Les résultats obtenus sont concrets. Depuis 2004, une politique volontariste d’éradication des bidonvilles a permis de reloger dignement près de deux millions de citoyens. Aujourd’hui, soixante-deux villes sont déclarées sans bidonvilles, avec une ambition claire : parvenir à leur éradication définitive à l’horizon 2028.

Parallèlement, depuis 2010, une politique ambitieuse de logement social a permis la réalisation de plus de sept cent mille logements, au profit des citoyens en milieu urbain comme rural. Cette dynamique s’appuie sur une politique de financement adaptée, sur l’implication du secteur bancaire, sur des mécanismes incitatifs efficaces au profit des promoteurs immobiliers, ainsi que sur une mobilisation intelligente du foncier public, défend Fatima Ezzahra El Mansouri.
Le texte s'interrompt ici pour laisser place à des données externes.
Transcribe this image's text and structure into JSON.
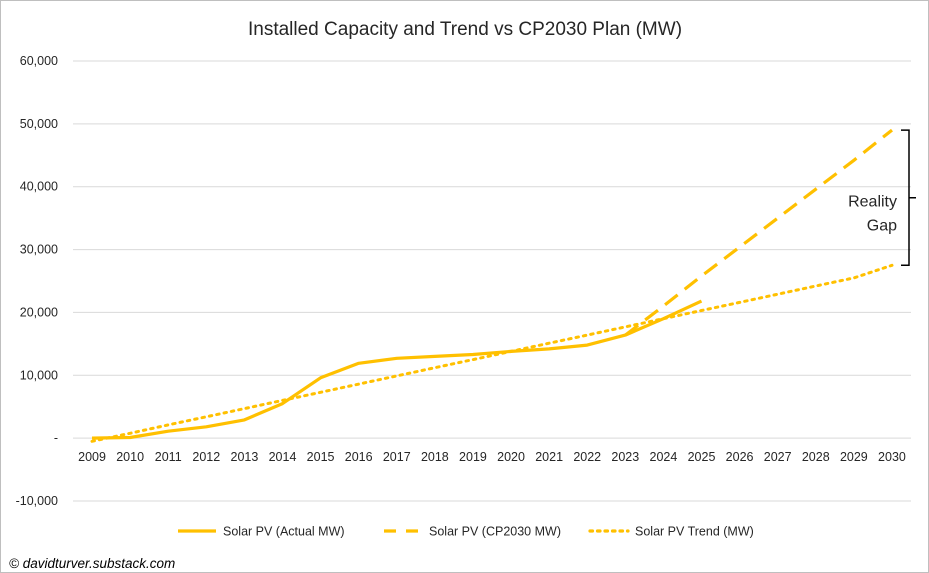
{
  "chart_data": {
    "type": "line",
    "title": "Installed Capacity and Trend vs CP2030 Plan (MW)",
    "x": [
      "2009",
      "2010",
      "2011",
      "2012",
      "2013",
      "2014",
      "2015",
      "2016",
      "2017",
      "2018",
      "2019",
      "2020",
      "2021",
      "2022",
      "2023",
      "2024",
      "2025",
      "2026",
      "2027",
      "2028",
      "2029",
      "2030"
    ],
    "ylim": [
      -10000,
      60000
    ],
    "yticks": [
      -10000,
      0,
      10000,
      20000,
      30000,
      40000,
      50000,
      60000
    ],
    "ytick_labels": [
      "-10,000",
      "-",
      "10,000",
      "20,000",
      "30,000",
      "40,000",
      "50,000",
      "60,000"
    ],
    "grid": true,
    "legend_position": "bottom",
    "colors": {
      "series": "#FFC000",
      "grid": "#d9d9d9",
      "text": "#262626",
      "bracket": "#000000"
    },
    "series": [
      {
        "name": "Solar PV (Actual MW)",
        "style": "solid",
        "values": [
          0,
          100,
          1100,
          1800,
          2900,
          5500,
          9600,
          11900,
          12700,
          13000,
          13300,
          13800,
          14200,
          14800,
          16400,
          19000,
          21800,
          null,
          null,
          null,
          null,
          null
        ]
      },
      {
        "name": "Solar PV (CP2030 MW)",
        "style": "dashed",
        "values": [
          null,
          null,
          null,
          null,
          null,
          null,
          null,
          null,
          null,
          null,
          null,
          null,
          null,
          null,
          16400,
          21000,
          25800,
          30400,
          35000,
          39600,
          44200,
          49000
        ]
      },
      {
        "name": "Solar PV Trend (MW)",
        "style": "dotted",
        "values": [
          -500,
          770,
          2100,
          3400,
          4700,
          6000,
          7300,
          8600,
          9900,
          11200,
          12500,
          13800,
          15100,
          16400,
          17700,
          19000,
          20300,
          21600,
          22900,
          24200,
          25500,
          27500
        ]
      }
    ],
    "annotations": [
      {
        "text_lines": [
          "Reality",
          "Gap"
        ],
        "bracket_from": 27500,
        "bracket_to": 49000
      }
    ]
  },
  "credit": "© davidturver.substack.com"
}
Mais une évolution majeure s’est imposée : dépasser la seule logique du logement pour construire une véritable politique de l’habitat. Cette approche intègre le logement, mais aussi son environnement, les équipements, les services, la mobilité et la qualité de vie, tout en veillant à la préservation du patrimoine et au respect des spécificités régionales.
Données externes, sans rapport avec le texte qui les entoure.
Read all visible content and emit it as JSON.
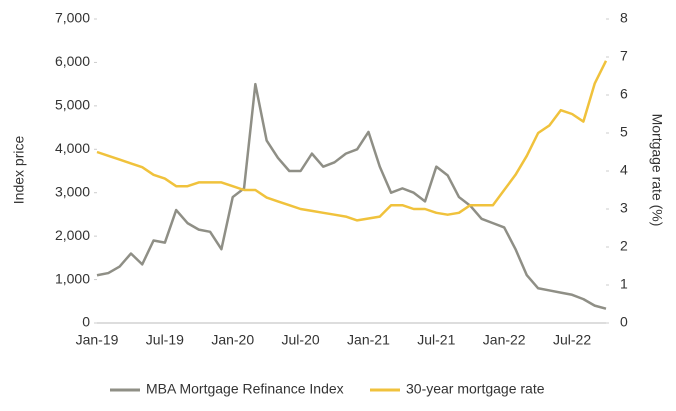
{
  "chart_data": {
    "type": "line",
    "categories": [
      "Jan-19",
      null,
      null,
      null,
      null,
      null,
      "Jul-19",
      null,
      null,
      null,
      null,
      null,
      "Jan-20",
      null,
      null,
      null,
      null,
      null,
      "Jul-20",
      null,
      null,
      null,
      null,
      null,
      "Jan-21",
      null,
      null,
      null,
      null,
      null,
      "Jul-21",
      null,
      null,
      null,
      null,
      null,
      "Jan-22",
      null,
      null,
      null,
      null,
      null,
      "Jul-22",
      null,
      null,
      null
    ],
    "series": [
      {
        "name": "MBA Mortgage Refinance Index",
        "color": "#8f8f86",
        "axis": "y",
        "values": [
          1100,
          1150,
          1300,
          1600,
          1350,
          1900,
          1850,
          2600,
          2300,
          2150,
          2100,
          1700,
          2900,
          3100,
          5500,
          4200,
          3800,
          3500,
          3500,
          3900,
          3600,
          3700,
          3900,
          4000,
          4400,
          3600,
          3000,
          3100,
          3000,
          2800,
          3600,
          3400,
          2900,
          2700,
          2400,
          2300,
          2200,
          1700,
          1100,
          800,
          750,
          700,
          650,
          550,
          400,
          330
        ]
      },
      {
        "name": "30-year mortgage rate",
        "color": "#f0c23c",
        "axis": "y2",
        "values": [
          4.5,
          4.4,
          4.3,
          4.2,
          4.1,
          3.9,
          3.8,
          3.6,
          3.6,
          3.7,
          3.7,
          3.7,
          3.6,
          3.5,
          3.5,
          3.3,
          3.2,
          3.1,
          3.0,
          2.95,
          2.9,
          2.85,
          2.8,
          2.7,
          2.75,
          2.8,
          3.1,
          3.1,
          3.0,
          3.0,
          2.9,
          2.85,
          2.9,
          3.1,
          3.1,
          3.1,
          3.5,
          3.9,
          4.4,
          5.0,
          5.2,
          5.6,
          5.5,
          5.3,
          6.3,
          6.9
        ]
      }
    ],
    "ylabel": "Index price",
    "y2label": "Mortgage rate (%)",
    "ylim": [
      0,
      7000
    ],
    "yticks": [
      0,
      {
        "value": 1000,
        "label": "1,000"
      },
      {
        "value": 2000,
        "label": "2,000"
      },
      {
        "value": 3000,
        "label": "3,000"
      },
      {
        "value": 4000,
        "label": "4,000"
      },
      {
        "value": 5000,
        "label": "5,000"
      },
      {
        "value": 6000,
        "label": "6,000"
      },
      {
        "value": 7000,
        "label": "7,000"
      }
    ],
    "y2lim": [
      0,
      8
    ],
    "y2ticks": [
      0,
      1,
      2,
      3,
      4,
      5,
      6,
      7,
      8
    ],
    "grid": false,
    "legend": "bottom"
  }
}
Dans cette continuité, et sous l’impulsion royale, un programme d’aide directe au logement a été lancé en 2024, au profit des ménages à faibles revenus et de la classe moyenne. Aujourd’hui, plus de quatre-vingt-quinze mille ménages en ont déjà bénéficié, dans un cadre transparent et entièrement digitalisé. Cette réforme traduit une évolution plus large de l’action publique, désormais fondée sur le renforcement de l’État social et la garantie des droits fondamentaux des citoyens, rappelle la ministre.

L’approche intégrée que nous défendons s’appuie également sur une ambition forte en matière de durabilité environnementale. Le Maroc a fait du secteur du bâtiment un levier central de la transition énergétique. Un label national reconnaît désormais les constructions moins consommatrices en énergie, avec un bonus de constructibilité à la clé.
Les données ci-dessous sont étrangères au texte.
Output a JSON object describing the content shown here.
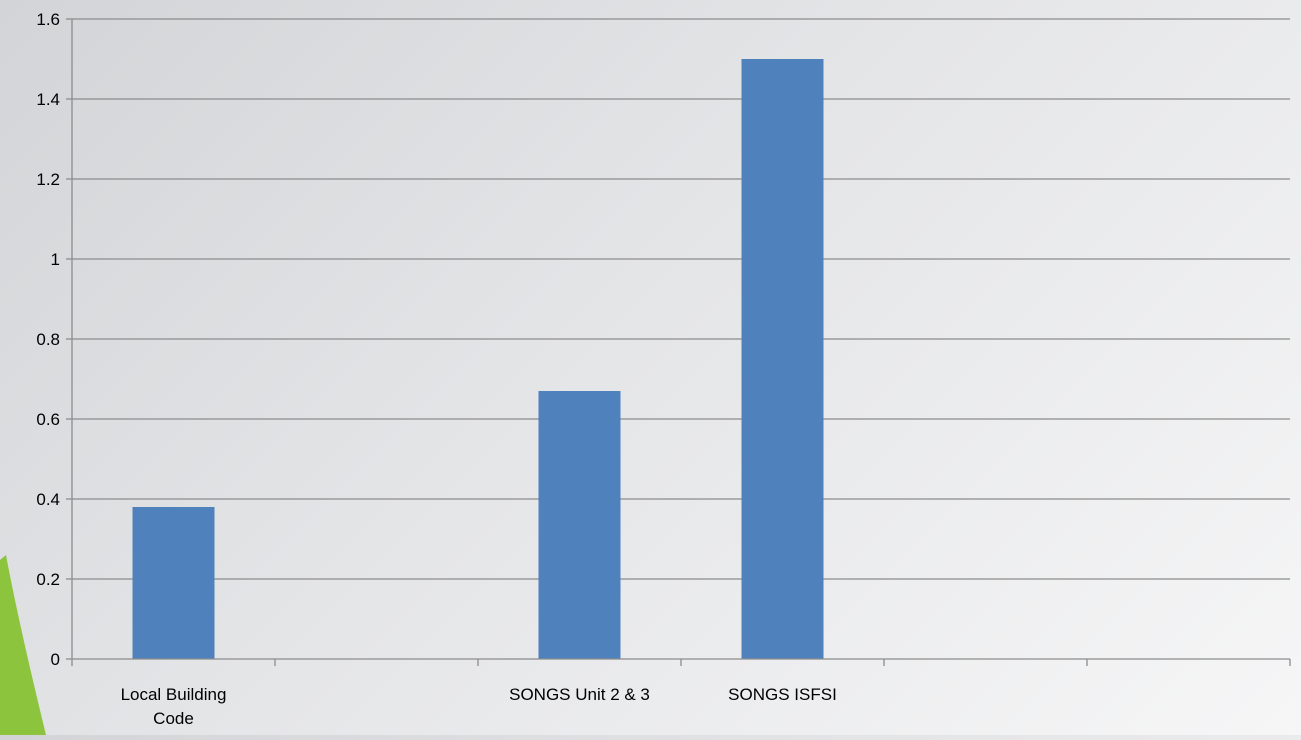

Ces avancées reposent sur une conviction forte : aucune politique de l’habitat ne peut réussir sans une planification urbaine maîtrisée. Le Maroc fait face au défi de couvrir l’ensemble de son territoire par des documents d’urbanisme, un chantier réalisé à près de 90 %, traduisant un choix clair d’urbanisme anticipé.

Cette approche intégrée s’illustre également dans notre politique de réhabilitation du tissu urbain ancien. Les programmes de mise en valeur des médinas — dont plusieurs sont inscrites au patrimoine mondial de l’UNESCO, à l’image de celles de Marrakech, Fès, Rabat et Essaouira — témoignent de notre volonté de concilier préservation du patrimoine, amélioration des conditions de vie et dynamisation économique des territoires.

L’habitat comme bouclier face aux chocs

Les crises récentes ont mis en évidence la nécessité de penser la politique de l’habitat non seulement comme un levier de développement, mais également comme un instrument de résilience territoriale. À la suite du séisme d’Al Haouz en 2023, l’État a déployé un programme de reconstruction d’une ampleur exceptionnelle, au bénéfice de plus de 60 000 familles, fondé sur une approche territorialisée, solidaire et durable.

Cette mobilisation repose sur une coordination étroite entre les institutions publiques, les collectivités territoriales et les différents opérateurs, illustrant la capacité de l’action publique à répondre rapidement et efficacement aux situations d’urgence. Elle met en évidence l’importance d’une gouvernance territoriale renouvelée, fondée sur la coordination, la proximité et la responsabilisation des acteurs locaux, soutient la ministre.

Les défis du logement abordable et durable ne pourront être relevés qu’ensemble. L’espace francophone ne manque pas de solutions : il doit aujourd’hui renforcer sa convergence, structurer le partage de ses expériences et construire des réponses adaptées à nos réalités communes.

C’est dans cette perspective que le Maroc s’investit pleinement dans les dynamiques de coopération Sud-Sud et Nord-Sud, en partageant son expérience et en s’enrichissant de celles de ses partenaires. Les travaux qui s’ouvrent aujourd’hui nous amèneront à aborder des enjeux concrets liés à l’accessibilité du logement, à la gouvernance territoriale, à l’innovation technologique, à la résilience des territoires et aux modèles innovants de financement, conclut la ministre.